YOUNG: Jake, a lot of times I've watched officers go through their training when it comes to tasers. They make a great effort to make sure the gun and taser are separated, just in this case, here on the chest or here on the side. There's a reason for that, because they want to make sure the officer has to reach for one or the other. That's something that's something that has to come up now in court after all the questions are laid form.

TAPPER: All right. Ryan Young, thank you so much.

Up next, it turns out a disturbing story about two TSA workers allegedly plotting to grope passenger -- well, that just might be the tip of the iceberg. A former screener has come forward and is now making cringe-worthy claims about what's really happening at airport security checkpoints.

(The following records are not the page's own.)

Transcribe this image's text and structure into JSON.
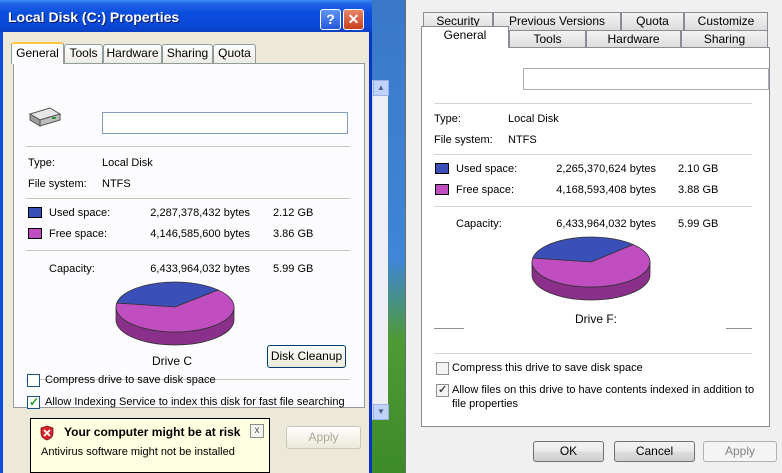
{
  "left_window": {
    "title": "Local Disk (C:) Properties",
    "help_label": "?",
    "close_label": "✕",
    "tabs": [
      "General",
      "Tools",
      "Hardware",
      "Sharing",
      "Quota"
    ],
    "label_value": "",
    "type_label": "Type:",
    "type_value": "Local Disk",
    "fs_label": "File system:",
    "fs_value": "NTFS",
    "used_label": "Used space:",
    "used_bytes": "2,287,378,432 bytes",
    "used_gb": "2.12 GB",
    "free_label": "Free space:",
    "free_bytes": "4,146,585,600 bytes",
    "free_gb": "3.86 GB",
    "capacity_label": "Capacity:",
    "capacity_bytes": "6,433,964,032 bytes",
    "capacity_gb": "5.99 GB",
    "drive_label": "Drive C",
    "cleanup_button": "Disk Cleanup",
    "compress_label": "Compress drive to save disk space",
    "compress_checked": false,
    "index_label": "Allow Indexing Service to index this disk for fast file searching",
    "index_checked": true,
    "apply_button": "Apply",
    "used_fraction": 0.3555,
    "colors": {
      "used": "#3b4fb8",
      "free": "#c04ec0"
    }
  },
  "balloon": {
    "title": "Your computer might be at risk",
    "message": "Antivirus software might not be installed",
    "close_label": "x"
  },
  "right_window": {
    "tabs_back": [
      "Security",
      "Previous Versions",
      "Quota",
      "Customize"
    ],
    "tabs_front": [
      "General",
      "Tools",
      "Hardware",
      "Sharing"
    ],
    "label_value": "",
    "type_label": "Type:",
    "type_value": "Local Disk",
    "fs_label": "File system:",
    "fs_value": "NTFS",
    "used_label": "Used space:",
    "used_bytes": "2,265,370,624 bytes",
    "used_gb": "2.10 GB",
    "free_label": "Free space:",
    "free_bytes": "4,168,593,408 bytes",
    "free_gb": "3.88 GB",
    "capacity_label": "Capacity:",
    "capacity_bytes": "6,433,964,032 bytes",
    "capacity_gb": "5.99 GB",
    "drive_label": "Drive F:",
    "compress_label": "Compress this drive to save disk space",
    "compress_checked": false,
    "index_label_line1": "Allow files on this drive to have contents indexed in addition to",
    "index_label_line2": "file properties",
    "index_checked": true,
    "ok_button": "OK",
    "cancel_button": "Cancel",
    "apply_button": "Apply",
    "used_fraction": 0.3521,
    "colors": {
      "used": "#3b4fb8",
      "free": "#c04ec0"
    }
  }
}
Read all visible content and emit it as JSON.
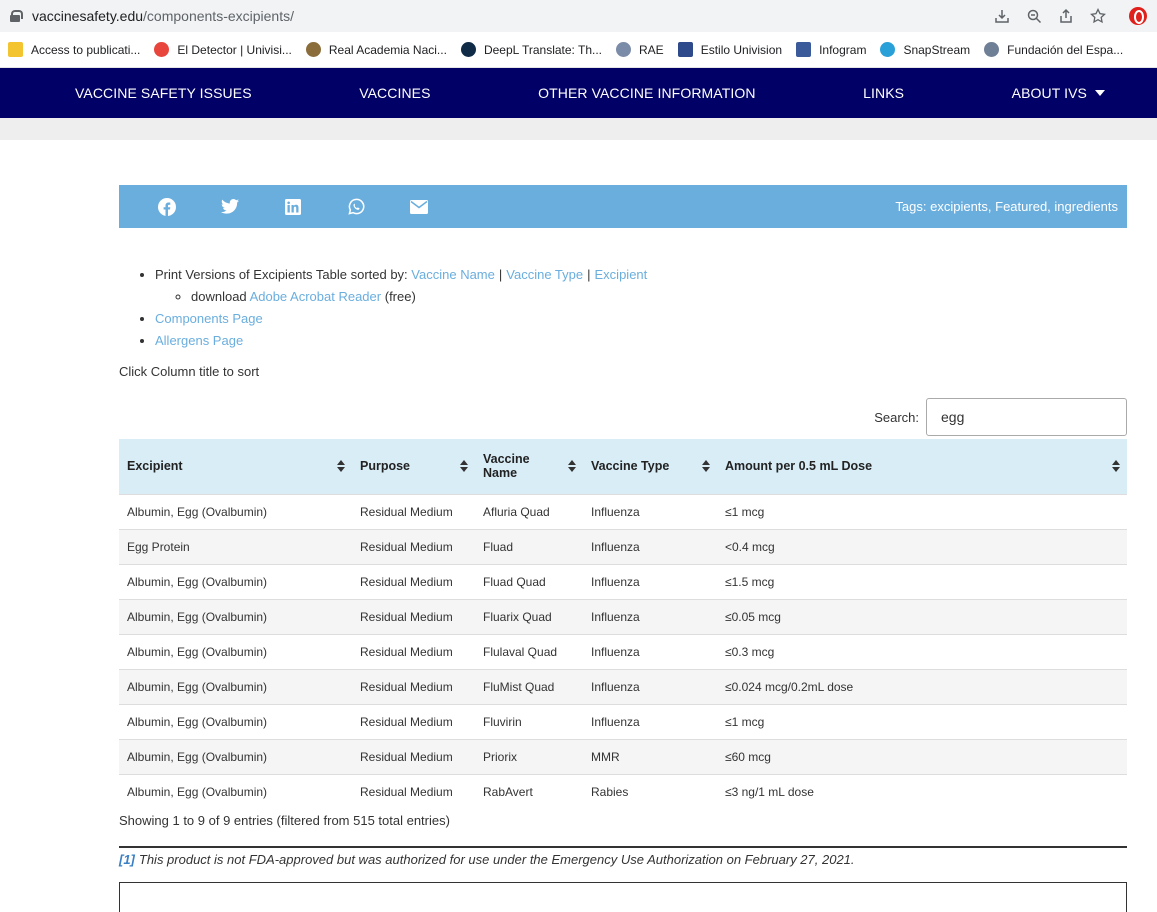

And he's one of the top prospects in the upcoming NFL draft, but could a new lawsuit tank Heisman trophy winner Jameis Winston's career before it even begins?

(COMMERCIAL BREAK)

[16:27:38] TAPPER: Welcome back to THE LEAD. I'm Jake Tapper.

As if you needed more reasons to dread going through the airport security line. In national news today, a former Transportation Security Administration worker now saying he's not surprised at all by the news we told you about earlier in the week about two officers singled out for groping passengers purposefully in Denver International Airport. In fact, this new former TSA officer says this type of stuff happens all the time. He detailed sly tactics often used in "TIME" magazine.

And CNN's Tom Foreman joins me now.

Tom, this ex-TSA officer says body scanners are useless.

TOM FOREMAN, CNN CORRESPONDENT: Well, this is salacious and alarming stuff if it's all true. This former officer is saying loudly and clearly this scheme to grope airline passengers, alleged scheme, is not limited to Colorado, and it is not unusual, indeed insisted airports all over the country, things like it are commonplace.

(BEGIN VIDEOTAPE)

FOREMAN: TSA officers using their high-tech scanners to identify, pull aside and grope attractive male passengers. That's what authorities say was going on at Denver International until the two officers involved, a man and woman, were caught and left their jobs.

And if that's not enough to horrify many fliers, now comes this from "TIME" magazine. "The bigger issue here is a systemic one. There are far too many federal hands on people's private parts in airports." The writer is Jason Edward Harrington, a former TSA agent who insists this sort of thing happens all the time in airports everywhere. He writes, "The agent running his or her hands over you after you pass through the scanner is almost never doing it for good reason. What's more," he adds, "victims will likely never even know they were assaulted, since so many passengers have their private parts fondled."

To be sure, Harrington has written fiery critiques of the TSA before. Notably this one called "Dear America, I Saw You Naked." he argues that full body scanners are routinely used to let officers leer at passengers and yet they find few actual security threats.

The TSA steadily pushed back against such notions and suggests the Denver incident is an oddity.

Former administrator defends officers conducting by the book pat-downs as well.

CHAD WOLF, FORMER TSA ASSISTANT ADMINISTRATOR: Individual passengers may still object to that, and how they do that, as long as they're doing that correctly they're doing their job.